In parallel with his activities as an architect, Maurice Calka developed in the 1960s a passion for design. In particular, he will develop a whole range of desks, mainly in plastics, called Boomerang.

He died on August 25, 1999 in Paris at the age of 78. In 2003, the Center Georges-Pompidou acquired part of the Calka collection for its collection of Modern Art.

His relation to the artistic 1% :

In the early 1950s, the government introduced the artistic 1% obligation. Maurice Calka quickly specialized in this type of order. Between 1958 and 1996, he carried out some 47 to 49 public commissions in France, including the amphitheater of the Loiret general council in Orléans.

The architect is very attached to this device, because he believes that developing artistic elements within cities makes it possible to enrich the urban fabric, while raising citizens awareness for art. He will accordingly develop an urban art of his own, where sculpture must blend with architecture to link art and everyday life.

Jean-Marc Bustamante :

Born in Toulouse on June 4, 1952, Jean-Marc Bustamante explores in his artistic career different fields, such as photography, painting, sculpture and architecture. This architectural influence is clearly visible in his sculpture The Love Room, a hybrid work at the crossroads of the two artistic fields.

His first steps as an artist were marked by photography: he will collaborate with Denis Brihat in 1973 and then with William Klein in 1978. From this collaboration will emerge his first major works, in particular large color formats entitled Tableaux de la banlieue of Barcelona. In 1983, he met the sculptor Bernard Bazile, with whom he worked for 3 years. This period conducive to artistic exploration led him in particular to combine photography and sculpture in his creative process, which resulted in several installations.

His work, a mixture of both inspirations and reflections from photography and painting, is a questioning of forms resulting from modernist aesthetics. His paintings on plexiglass, in particular, explore the concept of light and color to describe visual landscapes with a strong poetic impact.

In addition to his artistic career, Jean-Marc Bustamante is also a teacher at the Academy of Fine Arts in Munich and at the National School of Fine Arts in Paris, of which he became director from 2015 to 2018. On December 7, 2016, he was elected to the Academy of Fine Arts in the painting section.
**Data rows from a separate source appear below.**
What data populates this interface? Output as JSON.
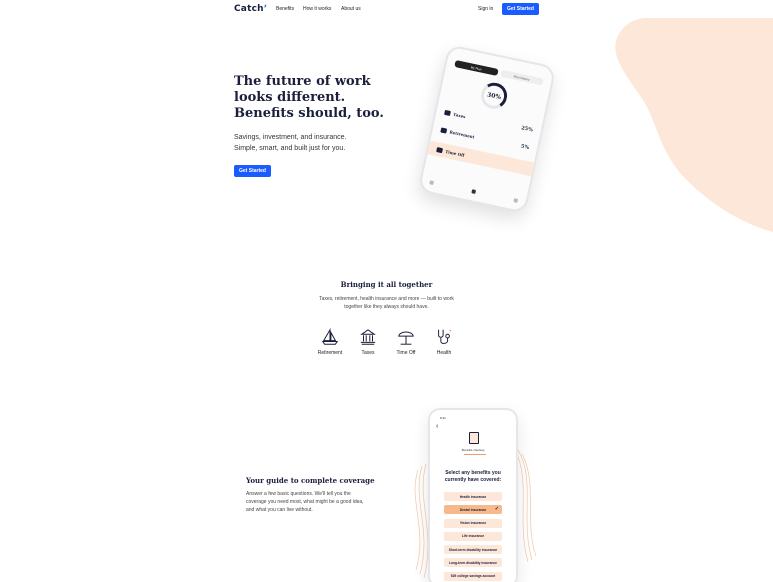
{
  "nav": {
    "logo": "Catch",
    "links": [
      "Benefits",
      "How it works",
      "About us"
    ],
    "signin": "Sign in",
    "cta": "Get Started"
  },
  "hero": {
    "title_lines": [
      "The future of work",
      "looks different.",
      "Benefits should, too."
    ],
    "subtitle_lines": [
      "Savings, investment, and insurance.",
      "Simple, smart, and built just for you."
    ],
    "cta": "Get Started"
  },
  "phone1": {
    "tabs": [
      "My Plan",
      "Plan History"
    ],
    "ring_value": "30%",
    "rows": [
      {
        "label": "Taxes",
        "pct": "25%"
      },
      {
        "label": "Retirement",
        "pct": "5%"
      },
      {
        "label": "Time Off",
        "pct": ""
      }
    ]
  },
  "together": {
    "title": "Bringing it all together",
    "subtitle": "Taxes, retirement, health insurance and more — built to work together like they always should have.",
    "features": [
      {
        "label": "Retirement",
        "icon": "sailboat-icon"
      },
      {
        "label": "Taxes",
        "icon": "building-icon"
      },
      {
        "label": "Time Off",
        "icon": "umbrella-icon"
      },
      {
        "label": "Health",
        "icon": "stethoscope-icon"
      }
    ]
  },
  "coverage": {
    "title": "Your guide to complete coverage",
    "subtitle": "Answer a few basic questions. We'll tell you the coverage you need most, what might be a good idea, and what you can live without."
  },
  "phone2": {
    "time": "9:41",
    "header_label": "Benefits checkup",
    "question": "Select any benefits you currently have covered:",
    "options": [
      {
        "label": "Health insurance",
        "selected": false
      },
      {
        "label": "Dental insurance",
        "selected": true
      },
      {
        "label": "Vision insurance",
        "selected": false
      },
      {
        "label": "Life insurance",
        "selected": false
      },
      {
        "label": "Short-term disability insurance",
        "selected": false
      },
      {
        "label": "Long-term disability insurance",
        "selected": false
      },
      {
        "label": "529 college savings account",
        "selected": false
      }
    ]
  },
  "colors": {
    "accent": "#1a5cff",
    "navy": "#1b1f3b",
    "peach": "#fde7d8",
    "peach_selected": "#f7b98b"
  }
}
From February 19 to February 20, 2021, Galerie Thaddaeus Ropac exposed its exhibition “Les Grandes vacances”, an exhibition that could be virtually seen on the gallery’s website.

Jean-Louis Coursaget :

Born October 09, 1948 in Moulins, Jean-Louis Coursaget has been devoting himself to his artist career since 1972, after studying five years at the National School of Fine Arts in Paris.

He distinguished himself a lot through public commission: in the Center-Val de Loire region alone, we can cite (not exhaustively) his tapestry for the Town Hall of Chartres (1985), the stained glass windows of the college of Louillard in the Eure-et-Loir (1989), or the frescoes in Town Hall of Villebarou in the Loir-et-Cher (2000).

He often uses both geometric and soft shapes in his work, in bright and intense colors. The Wool Wall created for the campus is not his first work based on a textile material : he is the creator of numerous tapestries, in particular for the Hôtel de Ville de Chartes (1985), the Ministry of Finance in Paris. (1987) or for the BEAC of Yaoundé in Cameroon (1988). He also made a tapestry for Les Invalides in 1977.